27 Ağustos 2008

Hayat bir komediydi

Size şimdi anlatacağım olay ayniyle vakidir. Başından sonuna kadar gerçektir. Nereden başlasam ki anlatmaya? O kadar ilginç, o kadar ilginç ki! Ama durun, belki de sadece bana ilginç geliyordur, kim bilir?

Vakti zamanında, ben daha çocukken bizim köyde benden birkaç yaş büyük Mustafa adlı bir çocuk vardı. Benim o zamanki yaşımı sorarsanız, beş veya altı. Çocuk da taş çatlasa on yaşında. Bu çocuğun babası ve amcası iki kız kardeşle evlenmişlerdi. Yani iki kardeş aynı zamanda bacanaktı. Bizimkinin annesi de nasıl bir kadındı öyle, nasıl anlatılır ki? Biraz dominantlığı vardı ama öyle kocasını kılıbıklaştıran türden bir dominant değil. Yani kocasına dediğini yaptırır ama mesela kocasının sözünden de pek çıkmazdı.

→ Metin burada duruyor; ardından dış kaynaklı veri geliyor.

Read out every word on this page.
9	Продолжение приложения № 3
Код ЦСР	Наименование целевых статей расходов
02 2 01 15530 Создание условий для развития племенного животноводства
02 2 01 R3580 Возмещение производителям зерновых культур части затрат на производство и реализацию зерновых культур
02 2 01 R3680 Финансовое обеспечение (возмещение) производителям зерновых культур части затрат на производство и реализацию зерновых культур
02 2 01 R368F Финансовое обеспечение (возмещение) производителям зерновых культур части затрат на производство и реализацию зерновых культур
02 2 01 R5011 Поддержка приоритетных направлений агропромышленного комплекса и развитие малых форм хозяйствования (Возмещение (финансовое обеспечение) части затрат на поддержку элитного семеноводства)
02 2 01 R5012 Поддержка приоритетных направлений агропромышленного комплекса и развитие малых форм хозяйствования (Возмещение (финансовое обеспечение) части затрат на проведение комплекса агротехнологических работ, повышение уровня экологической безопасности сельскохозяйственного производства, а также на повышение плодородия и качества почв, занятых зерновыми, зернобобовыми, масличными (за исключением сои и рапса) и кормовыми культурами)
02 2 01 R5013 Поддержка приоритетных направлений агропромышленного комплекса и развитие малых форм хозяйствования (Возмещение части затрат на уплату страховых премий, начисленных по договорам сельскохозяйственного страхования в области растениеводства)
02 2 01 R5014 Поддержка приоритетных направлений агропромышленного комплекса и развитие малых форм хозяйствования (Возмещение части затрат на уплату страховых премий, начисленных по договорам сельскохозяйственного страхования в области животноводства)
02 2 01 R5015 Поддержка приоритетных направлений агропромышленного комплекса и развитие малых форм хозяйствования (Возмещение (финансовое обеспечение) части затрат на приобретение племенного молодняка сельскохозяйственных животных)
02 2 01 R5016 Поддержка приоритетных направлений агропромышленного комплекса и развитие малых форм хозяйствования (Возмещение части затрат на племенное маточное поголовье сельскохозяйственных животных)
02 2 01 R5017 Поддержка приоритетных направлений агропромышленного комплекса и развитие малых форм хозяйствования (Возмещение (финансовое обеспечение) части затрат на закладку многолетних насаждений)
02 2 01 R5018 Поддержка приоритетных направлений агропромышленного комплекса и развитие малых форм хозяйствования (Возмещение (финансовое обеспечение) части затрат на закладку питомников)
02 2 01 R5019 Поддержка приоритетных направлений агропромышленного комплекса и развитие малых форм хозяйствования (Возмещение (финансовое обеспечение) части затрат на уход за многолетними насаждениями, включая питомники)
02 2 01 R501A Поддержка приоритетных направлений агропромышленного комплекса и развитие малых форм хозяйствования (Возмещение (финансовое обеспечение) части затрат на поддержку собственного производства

Bu kadın bir gün büyük oğlunu evlendirmeye niyetlenir. Kadının niyetini de tam olarak anlamak mümkün değil. Yani sen kalkıp on yaşındaki çocuğu neden evlendiriyorsun? Tabii, ben o zamanlar daha çocuktum, aklım da pek ermiyordu ya. Kadının esas amacı zannediyorum eve bir hizmetçi kız almaktı. Çünkü bizim buralarda maalesef oğlan evlendirmenin, yani eve gelin getirmenin amacı biraz da bu. Her ne kadar şimdi eskisi kadar olmasa da. Bir de bizim buralarda, bilhassa köylerde iş çok olur. Suyu çeşmeden taşıyorsun, ailelerde çocuk sayısı fazla olduğundan yemeği çok yapıyorsun, çamaşırı çok yıkıyorsun vs. Bir de bu çocukların bakımı var tabii. Dolayısıyla da evlerde çalışan kadın sayısının birden çok olması lazım ki tüm bu işlerle başa çıkılabilsin. İşte kadının, büyük oğlu Mustafa'yı çocuk yaşta evlendirmek istemesinin birincil sebebi bu olsa gerekti. Tabii cehaletin rolünü de yabana atmamak gerek. Yani on yaşında bir çocuğu her ne sebeple olursa olsun evlendirmek cehalet değil de nedir? Her ne ise, konuyu epey dağıttım.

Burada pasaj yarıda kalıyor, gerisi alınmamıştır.